Is this kind of code optimization worth?

It is not only worth it, it is necessary to really achieve good performance for large strings. The reason for this is that the compiler is not smart enough to only call UniqueString() once, but it will insert calls to it for each write access to a character in the string. So if you process a large string character by character you will have a big overhead from all these calls.

Yes, it's safe, as long as you don't go beyond the bounds of the string. The string has metadata attached that tells how long it is, and if you write beyond the length of the string, you won't leak memory, but you could corrupt it.

If Str is passed by reference, why would you need another pointer to the string? Apart from that, there should be no memory leak: PStr is initialized with the adress of the first element of the string and then incremented, so it will always point to one of the characters in your string.

The compile does not make a copy of Str internally. One of the uses for pointers is to avoid making copies. When you say

PStr := @Str[1]

is that PStr will now store the adress of Str[1], that is, the adress of the first char in the string.

I am sure this will work for AnsiString and PAnsiChar, but will it still work for unicode strings in Delphi 2009 and above?
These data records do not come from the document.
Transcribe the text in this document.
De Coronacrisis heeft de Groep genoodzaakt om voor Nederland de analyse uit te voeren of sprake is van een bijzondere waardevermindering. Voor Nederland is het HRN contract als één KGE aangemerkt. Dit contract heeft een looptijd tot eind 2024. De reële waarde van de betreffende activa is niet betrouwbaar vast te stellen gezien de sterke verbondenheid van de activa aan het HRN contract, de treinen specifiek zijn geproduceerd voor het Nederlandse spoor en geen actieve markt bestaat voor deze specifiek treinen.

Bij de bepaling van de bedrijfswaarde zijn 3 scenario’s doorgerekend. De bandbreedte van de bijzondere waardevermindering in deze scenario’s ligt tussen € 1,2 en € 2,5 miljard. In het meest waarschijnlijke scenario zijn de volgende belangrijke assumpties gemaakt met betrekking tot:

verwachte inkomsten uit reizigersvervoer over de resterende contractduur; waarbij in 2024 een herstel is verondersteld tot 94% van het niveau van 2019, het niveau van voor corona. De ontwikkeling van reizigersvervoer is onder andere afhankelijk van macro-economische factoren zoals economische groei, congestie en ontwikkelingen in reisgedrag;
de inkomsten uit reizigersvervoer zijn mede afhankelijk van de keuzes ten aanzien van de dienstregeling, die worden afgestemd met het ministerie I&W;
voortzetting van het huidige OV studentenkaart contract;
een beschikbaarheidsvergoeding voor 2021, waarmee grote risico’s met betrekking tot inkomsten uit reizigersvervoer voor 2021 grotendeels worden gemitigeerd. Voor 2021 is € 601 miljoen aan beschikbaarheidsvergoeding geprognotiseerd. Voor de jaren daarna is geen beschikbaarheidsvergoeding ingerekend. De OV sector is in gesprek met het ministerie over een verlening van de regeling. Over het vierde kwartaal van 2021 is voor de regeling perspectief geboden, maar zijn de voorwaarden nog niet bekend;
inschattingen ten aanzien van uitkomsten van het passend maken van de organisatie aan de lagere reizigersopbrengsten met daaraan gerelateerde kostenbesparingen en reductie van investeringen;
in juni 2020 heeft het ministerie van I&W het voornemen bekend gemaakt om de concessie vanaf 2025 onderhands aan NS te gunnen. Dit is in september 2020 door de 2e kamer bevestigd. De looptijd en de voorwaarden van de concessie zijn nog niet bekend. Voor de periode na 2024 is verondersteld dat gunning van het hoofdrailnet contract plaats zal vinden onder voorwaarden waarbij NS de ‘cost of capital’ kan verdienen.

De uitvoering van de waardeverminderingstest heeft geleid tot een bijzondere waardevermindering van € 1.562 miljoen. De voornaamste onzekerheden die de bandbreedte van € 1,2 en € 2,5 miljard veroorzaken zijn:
I think it should, because both, a char of a string (str[i]) and the char pointed to by PChar, should be 2 bytes in size.

Could somebody with more experience with unicode strings please confirm this?

As in D2010, looks like codegen employs copy-on-write on such construct

Unit9.pas.34: S := 'abcd';
004B32EF 8D45F4           lea eax,[ebp-$0c]
004B32F2 BA98334B00       mov edx,$004b3398
004B32F7 E89C35F5FF       call @UStrLAsg
Unit9.pas.35: P := @S[1];
004B32FC 8D45F4           lea eax,[ebp-$0c]
004B32FF E8343FF5FF       call @UniqueStringU    ; <== here you are
004B3304 8945F0           mov [ebp-$10],eax
Unit9.pas.36: Exit;
004B3307 EB61             jmp $004b336a

by the way, generic referencing P := @S does not emit UniqueString.

As conclusion, i do not recommend to count on codegen's internals and use recommended PChar(S) construct (emits one xStrToPxChar call as overhead)